I did try the basic things like reseting the box , removing the vc & inserting it back , checked the cable, the dish, everything seems to be in order. 
what's wrong with it? how can I fix this?
plzz help..


----------



## sourav (Oct 24, 2007)

i have a tatasky, no dishtv so i may be wrong the naming of some things.

first check that is anything is breaking your signal from satellite
second did you tried manually to change the direction of dishtv's antennaes face
if yes call dishtv walle

if my advise didn't work call dish tv walle.


----------



## Naren Parker (Oct 25, 2007)

Hey dude...Is it rainin at ur place??? If so, it'll take some time if the rain is damn heavy...Tune ur STB (Channel Search)
Note down the no. of channels and no. of audio channels..
It should be 177 nd 21 respectively
If not then u need to align ur dish..Call ur dealer!! He'll send someone!
Are u gettin this problem in all the channels??? Then ur dish is improperly ailgned or ur STB needs servicin..Again..Contact ur dealer....

Also, reset the STB in settings and perform channel search after alignment
Hope this solves ur problem.. Feel free to ask if in doubt!


----------



## Rockstar11 (Oct 27, 2007)

Hi Sourav and Naren Parker
thanks for reply.. 

nop not raining here.. weather is clean.
maine sab kuch check kiya.. sab kuch thik lag raha hai..

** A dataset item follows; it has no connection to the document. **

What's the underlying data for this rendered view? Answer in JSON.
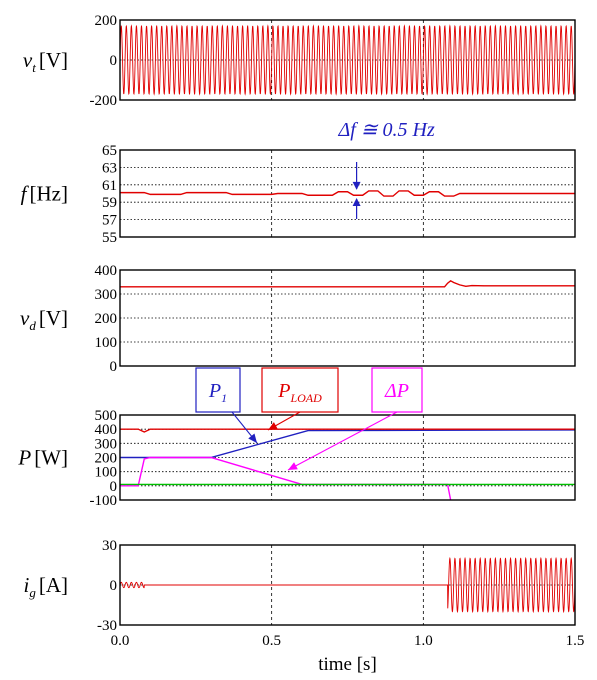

channel search bhi nahi ho rahi hai yaar..

installation failed .
verify if your set-top box is 
properly connected to the dish.
then press ok retry

hmm.... yes problem in all the channels. dishtv ki main info channel bhi nahi rahi hai..
jab bhi dishtv on karta hoon.. 301.Signal not found 

hey plzz tell me how to reset the STB ????


----------



## evewin89 (Oct 27, 2007)

i m using TATA sky... i think u should call DISH TV customer care 2 solve ur problem.


----------



## sourav (Oct 27, 2007)

did u also checked the connection from disk to ur stb??


----------



## Rockstar11 (Oct 27, 2007)

sourav said:
			
		

> did u also checked the connection from disk to ur stb??



yes sab kuch check kiya..

i think ab mujhe dealer se contact karna padega.. phir dekhte hai..
thanks for replay friends


----------



## srikanthgss (Oct 28, 2007)

Hmm...has your subscription expired ? Just check it. Also try doing a channel search again .


----------



## Rockstar11 (Jan 16, 2008)

hi
dish tv apane aap phir se suru ho gaya 
thanks for the replay guys


----------



## praka123 (Jan 16, 2008)

^a que...are u satisfied with dish tv?esp the monthly subscriptions


----------



## Rockstar11 (Jan 16, 2008)

^ hmmm..  yes
DISH MAXI Rs.300* per month 
*www.dishtvindia.in/static/packDishmaxi.asp


----------